In other words, the Heat -- who are 4-4 in their past eight games -- are not riding into the playoffs with great momentum. They have two tough games to close out the regular season, against the Oklahoma City Thunder and the Toronto Raptors this week.
Meanwhile, the Thunder (46-34) can finish anywhere between fourth or eighth in the wild Western Conference. Failing to make the playoffs is also a possibility.
On Saturday, the Thunder helped themselves by prevailing 108-102 over the host Houston Rockets, who have the best record in the NBA.
"This game was important," Thunder forward Carmelo Anthony said. "But if we don't take care of business on Monday, then this game didn't really mean anything."
A desperate Thunder team will likely be a major challenge for the Heat, who have muddled through with a 14-15 record since Feb. 1, playing below-.500 basketball for two-plus months.
The Heat are 2-1 against the Celtics this season, 1-2 against the Cavaliers, 2-2 against the 76ers and 1-1 against the Raptors, and Miami players feel like they will have a legitimate chance against any opponent.

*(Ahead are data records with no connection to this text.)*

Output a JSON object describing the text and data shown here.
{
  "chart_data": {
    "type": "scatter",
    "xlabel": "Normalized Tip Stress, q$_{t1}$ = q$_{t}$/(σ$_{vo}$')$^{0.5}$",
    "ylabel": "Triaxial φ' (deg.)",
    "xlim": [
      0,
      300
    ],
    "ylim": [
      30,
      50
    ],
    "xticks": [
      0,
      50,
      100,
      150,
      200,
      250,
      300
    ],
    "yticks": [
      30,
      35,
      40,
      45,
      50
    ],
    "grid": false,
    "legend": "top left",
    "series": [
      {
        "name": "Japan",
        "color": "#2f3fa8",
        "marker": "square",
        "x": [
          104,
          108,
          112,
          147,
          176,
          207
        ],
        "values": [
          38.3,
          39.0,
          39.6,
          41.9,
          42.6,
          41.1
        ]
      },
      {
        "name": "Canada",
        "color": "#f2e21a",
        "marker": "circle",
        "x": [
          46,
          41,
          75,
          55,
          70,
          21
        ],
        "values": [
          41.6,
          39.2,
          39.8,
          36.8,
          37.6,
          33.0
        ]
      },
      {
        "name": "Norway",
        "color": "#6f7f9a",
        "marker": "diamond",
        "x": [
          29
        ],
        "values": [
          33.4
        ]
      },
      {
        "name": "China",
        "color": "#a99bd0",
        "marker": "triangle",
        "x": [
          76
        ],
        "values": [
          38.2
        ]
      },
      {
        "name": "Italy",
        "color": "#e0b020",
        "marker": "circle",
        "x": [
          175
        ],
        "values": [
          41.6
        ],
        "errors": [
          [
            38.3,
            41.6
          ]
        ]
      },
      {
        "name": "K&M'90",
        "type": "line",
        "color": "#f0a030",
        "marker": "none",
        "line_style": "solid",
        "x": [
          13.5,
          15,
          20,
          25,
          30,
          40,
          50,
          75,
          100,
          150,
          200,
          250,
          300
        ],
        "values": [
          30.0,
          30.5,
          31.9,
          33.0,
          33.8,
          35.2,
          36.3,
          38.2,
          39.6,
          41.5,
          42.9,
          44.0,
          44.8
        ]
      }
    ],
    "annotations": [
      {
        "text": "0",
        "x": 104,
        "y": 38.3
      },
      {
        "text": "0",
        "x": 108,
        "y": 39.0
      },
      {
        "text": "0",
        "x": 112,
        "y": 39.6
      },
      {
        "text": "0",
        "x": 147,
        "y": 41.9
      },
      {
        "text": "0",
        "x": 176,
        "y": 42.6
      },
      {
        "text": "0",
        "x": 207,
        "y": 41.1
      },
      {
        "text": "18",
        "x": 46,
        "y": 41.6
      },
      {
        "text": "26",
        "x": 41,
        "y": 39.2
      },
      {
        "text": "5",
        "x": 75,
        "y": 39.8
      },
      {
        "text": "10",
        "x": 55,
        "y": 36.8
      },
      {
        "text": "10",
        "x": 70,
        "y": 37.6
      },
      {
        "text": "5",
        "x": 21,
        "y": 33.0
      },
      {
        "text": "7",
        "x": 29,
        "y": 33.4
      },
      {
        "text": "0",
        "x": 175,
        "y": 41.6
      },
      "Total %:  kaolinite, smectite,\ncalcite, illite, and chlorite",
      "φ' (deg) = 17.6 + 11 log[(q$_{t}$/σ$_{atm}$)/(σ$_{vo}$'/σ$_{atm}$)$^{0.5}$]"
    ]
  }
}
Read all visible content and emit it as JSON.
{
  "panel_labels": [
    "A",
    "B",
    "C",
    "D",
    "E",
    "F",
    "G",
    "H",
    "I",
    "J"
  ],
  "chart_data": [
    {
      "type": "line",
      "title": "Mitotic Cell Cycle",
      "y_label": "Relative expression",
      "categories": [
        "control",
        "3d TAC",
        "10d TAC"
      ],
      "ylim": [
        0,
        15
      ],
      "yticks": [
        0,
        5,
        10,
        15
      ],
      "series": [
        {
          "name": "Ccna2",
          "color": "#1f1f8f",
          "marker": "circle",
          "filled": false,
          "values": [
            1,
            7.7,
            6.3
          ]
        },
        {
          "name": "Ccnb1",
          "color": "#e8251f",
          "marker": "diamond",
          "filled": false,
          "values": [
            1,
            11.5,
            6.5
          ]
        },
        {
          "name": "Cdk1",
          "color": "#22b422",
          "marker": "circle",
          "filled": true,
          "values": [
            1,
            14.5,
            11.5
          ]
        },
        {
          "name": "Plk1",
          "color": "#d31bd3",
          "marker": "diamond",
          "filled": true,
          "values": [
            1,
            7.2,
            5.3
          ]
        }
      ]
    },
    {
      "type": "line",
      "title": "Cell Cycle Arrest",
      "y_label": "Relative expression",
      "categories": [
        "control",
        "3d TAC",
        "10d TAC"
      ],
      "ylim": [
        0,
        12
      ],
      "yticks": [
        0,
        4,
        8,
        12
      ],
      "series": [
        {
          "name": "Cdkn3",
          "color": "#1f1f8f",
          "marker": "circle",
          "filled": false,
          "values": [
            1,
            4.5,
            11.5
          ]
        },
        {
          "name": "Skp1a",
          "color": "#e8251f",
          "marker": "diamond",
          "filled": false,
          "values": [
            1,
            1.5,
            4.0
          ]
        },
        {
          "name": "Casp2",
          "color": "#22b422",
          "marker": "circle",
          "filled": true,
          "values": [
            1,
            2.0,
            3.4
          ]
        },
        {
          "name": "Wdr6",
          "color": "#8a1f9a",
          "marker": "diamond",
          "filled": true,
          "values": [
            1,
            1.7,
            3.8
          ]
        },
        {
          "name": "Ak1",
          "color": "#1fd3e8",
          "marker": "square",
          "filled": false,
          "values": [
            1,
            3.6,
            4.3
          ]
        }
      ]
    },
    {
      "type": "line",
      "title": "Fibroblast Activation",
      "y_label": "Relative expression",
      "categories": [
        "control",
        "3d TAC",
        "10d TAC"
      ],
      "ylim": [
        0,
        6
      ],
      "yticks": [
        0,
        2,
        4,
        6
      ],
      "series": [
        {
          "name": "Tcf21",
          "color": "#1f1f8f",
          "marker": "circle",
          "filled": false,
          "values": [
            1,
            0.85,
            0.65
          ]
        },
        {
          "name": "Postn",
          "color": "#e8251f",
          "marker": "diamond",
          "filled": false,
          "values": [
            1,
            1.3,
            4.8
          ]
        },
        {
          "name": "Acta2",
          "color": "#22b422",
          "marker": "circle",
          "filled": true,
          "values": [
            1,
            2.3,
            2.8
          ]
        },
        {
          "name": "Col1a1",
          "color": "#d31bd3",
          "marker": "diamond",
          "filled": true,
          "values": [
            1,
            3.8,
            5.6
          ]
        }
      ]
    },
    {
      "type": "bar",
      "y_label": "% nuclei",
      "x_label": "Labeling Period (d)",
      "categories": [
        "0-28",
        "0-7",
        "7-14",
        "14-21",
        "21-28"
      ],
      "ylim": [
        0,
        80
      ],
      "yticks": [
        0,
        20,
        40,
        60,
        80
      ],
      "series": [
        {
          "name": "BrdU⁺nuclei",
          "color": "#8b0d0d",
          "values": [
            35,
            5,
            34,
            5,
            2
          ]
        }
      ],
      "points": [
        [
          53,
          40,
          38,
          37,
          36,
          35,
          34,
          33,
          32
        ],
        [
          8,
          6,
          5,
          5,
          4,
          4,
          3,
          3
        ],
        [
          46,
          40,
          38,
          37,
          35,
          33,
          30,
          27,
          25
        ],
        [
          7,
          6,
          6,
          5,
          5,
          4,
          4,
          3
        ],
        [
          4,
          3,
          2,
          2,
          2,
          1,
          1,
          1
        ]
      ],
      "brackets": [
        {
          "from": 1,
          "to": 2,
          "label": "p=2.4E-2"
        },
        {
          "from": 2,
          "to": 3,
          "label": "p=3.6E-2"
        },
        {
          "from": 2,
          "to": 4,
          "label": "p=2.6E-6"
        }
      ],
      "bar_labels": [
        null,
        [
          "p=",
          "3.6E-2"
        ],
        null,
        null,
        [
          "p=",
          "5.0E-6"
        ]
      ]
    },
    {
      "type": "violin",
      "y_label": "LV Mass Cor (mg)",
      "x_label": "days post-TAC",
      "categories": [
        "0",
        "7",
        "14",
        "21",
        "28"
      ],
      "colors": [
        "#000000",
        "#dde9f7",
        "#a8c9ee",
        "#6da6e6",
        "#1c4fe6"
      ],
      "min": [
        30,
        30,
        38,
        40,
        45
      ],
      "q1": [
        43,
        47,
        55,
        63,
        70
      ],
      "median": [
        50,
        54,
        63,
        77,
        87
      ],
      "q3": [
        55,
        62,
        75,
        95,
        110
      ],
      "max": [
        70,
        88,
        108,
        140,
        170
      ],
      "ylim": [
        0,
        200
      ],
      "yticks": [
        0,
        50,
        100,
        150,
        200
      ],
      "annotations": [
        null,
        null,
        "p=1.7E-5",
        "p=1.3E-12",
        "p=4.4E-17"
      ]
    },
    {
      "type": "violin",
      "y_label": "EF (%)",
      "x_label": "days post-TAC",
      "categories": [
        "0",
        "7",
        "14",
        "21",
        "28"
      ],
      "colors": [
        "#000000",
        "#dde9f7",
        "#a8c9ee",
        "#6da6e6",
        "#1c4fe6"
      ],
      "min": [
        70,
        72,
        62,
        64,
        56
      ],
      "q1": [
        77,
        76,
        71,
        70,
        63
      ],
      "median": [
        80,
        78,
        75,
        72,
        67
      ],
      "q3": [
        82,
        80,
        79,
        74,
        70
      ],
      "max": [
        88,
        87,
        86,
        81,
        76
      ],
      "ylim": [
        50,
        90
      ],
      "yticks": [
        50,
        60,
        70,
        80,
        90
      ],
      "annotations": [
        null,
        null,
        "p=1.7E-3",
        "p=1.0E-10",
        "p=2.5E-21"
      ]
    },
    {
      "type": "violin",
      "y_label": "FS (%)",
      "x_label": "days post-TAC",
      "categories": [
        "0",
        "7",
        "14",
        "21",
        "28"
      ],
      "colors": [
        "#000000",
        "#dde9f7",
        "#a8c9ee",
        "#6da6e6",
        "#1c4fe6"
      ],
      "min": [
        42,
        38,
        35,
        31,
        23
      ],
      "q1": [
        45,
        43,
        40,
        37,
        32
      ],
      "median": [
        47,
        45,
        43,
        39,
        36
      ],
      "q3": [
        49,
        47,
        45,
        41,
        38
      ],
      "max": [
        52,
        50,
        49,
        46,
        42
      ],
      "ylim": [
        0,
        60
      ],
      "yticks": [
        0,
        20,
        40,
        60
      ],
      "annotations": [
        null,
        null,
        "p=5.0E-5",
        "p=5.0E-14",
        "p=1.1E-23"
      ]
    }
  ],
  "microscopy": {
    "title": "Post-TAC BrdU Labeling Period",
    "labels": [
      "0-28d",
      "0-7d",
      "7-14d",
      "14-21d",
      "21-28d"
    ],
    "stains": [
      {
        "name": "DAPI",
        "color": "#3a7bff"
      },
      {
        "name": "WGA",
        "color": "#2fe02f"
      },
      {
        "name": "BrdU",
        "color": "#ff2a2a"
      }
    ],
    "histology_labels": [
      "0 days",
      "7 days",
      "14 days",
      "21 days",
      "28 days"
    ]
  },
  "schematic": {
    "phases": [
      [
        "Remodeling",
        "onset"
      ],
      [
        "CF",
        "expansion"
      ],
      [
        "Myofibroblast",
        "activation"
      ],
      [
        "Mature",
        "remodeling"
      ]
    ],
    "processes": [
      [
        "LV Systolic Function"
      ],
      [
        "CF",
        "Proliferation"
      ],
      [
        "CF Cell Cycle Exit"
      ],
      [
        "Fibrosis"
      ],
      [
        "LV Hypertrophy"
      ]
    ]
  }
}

But closing the regular season in strong fashion -- starting with Oklahoma City on Monday -- is the first priority.
"You want to go into the playoffs on a high note," Heat shooting guard Dwyane Wade said. "You don't want to go into the playoffs losing three games in a row. You want to go in feeling good about yourself."
The Heat will hope to slow down Westbrook, whose scoring is down by about six points per game from last season. Still, he has exceptional numbers when compared with almost every other player in the league, averaging 25.6 points and 9.8 rebounds while leading the league with 10.1 assists per game.
George is second on the team with a 21.6 scoring average. Anthony, who turns 34 next month, is averaging a career-low 16.3 points as he is no longer his team's primary scoring option.
Oklahoma City's fourth double-figure scorer is center Steven Adams, who is averaging 13.9 points and is second on the team in rebounds (behind Westbrook) with 9.1 boards per game.
On the wings, the Heat has several capable scorers, led by Josh Richardson, Tyler Johnson, Wade and Wayne Ellington. All four score in double figures on average. In fact, Miami has nine double-figure scorers -- five more than the Thunder, who rely on a superstar approach.